La clôture de l’instruction a été prononcée, en application des dispositions de l’article R. 772-9 du code de justice administrative, après que les parties ont formulé leurs observations orales à l’audience.
Considérant ce qui suit :
1. M. C… a été bénéficiaire du revenu de solidarité active dans le département des Bouches-du-Rhône. Un contrôle a été réalisé le 5 juin 2023 par un agent assermenté de la caisse d’allocations familiales des Bouches-du-Rhône. Par un courrier du 1er août 2024, la caisse d’allocations familiales lui a réclamé un indu de revenu de solidarité active d’un montant de 13 421,12 euros constitué sur la période courant du 1er décembre 2020 au 30 juin 2023. Par une décision du 22 novembre 2024, prise sur recours administratif préalable obligatoire, dont M. C… demande l’annulation, la présidente du conseil départemental des Bouches-du-Rhône a confirmé la mise à sa charge d’un indu de revenu de solidarité active d’un montant de 13 421,12 euros, constitué sur la période courant du 1er décembre 2020 au 30 juin 2023. Il demande également l’annulation de l’avis des sommes à payer n° 28517 émis le 12 août 2024, ainsi que la lettre de relance afférente. Il demande également l’annulation du courrier lui notifiant une fraude et les mises en demeure émises par la caisse d’allocations familiales des Bouches-du-Rhône relatives aux indus de prime exceptionnelle de fin d’année.

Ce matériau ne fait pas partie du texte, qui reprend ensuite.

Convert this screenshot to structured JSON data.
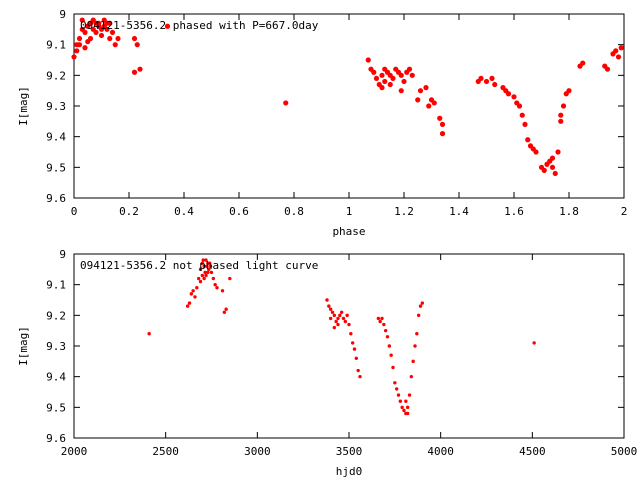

Sur la mise hors de cause du département des Bouches-du-Rhône :
2. La demande du département des Bouches-du-Rhône tendant à être mis hors de cause s’agissant de la contestation de l’indu de prime exceptionnelle de fin d’année et de l’aide exceptionnelle doit être accueillie, de telles aides relevant de la compétence de l’Etat qui en assure le financement.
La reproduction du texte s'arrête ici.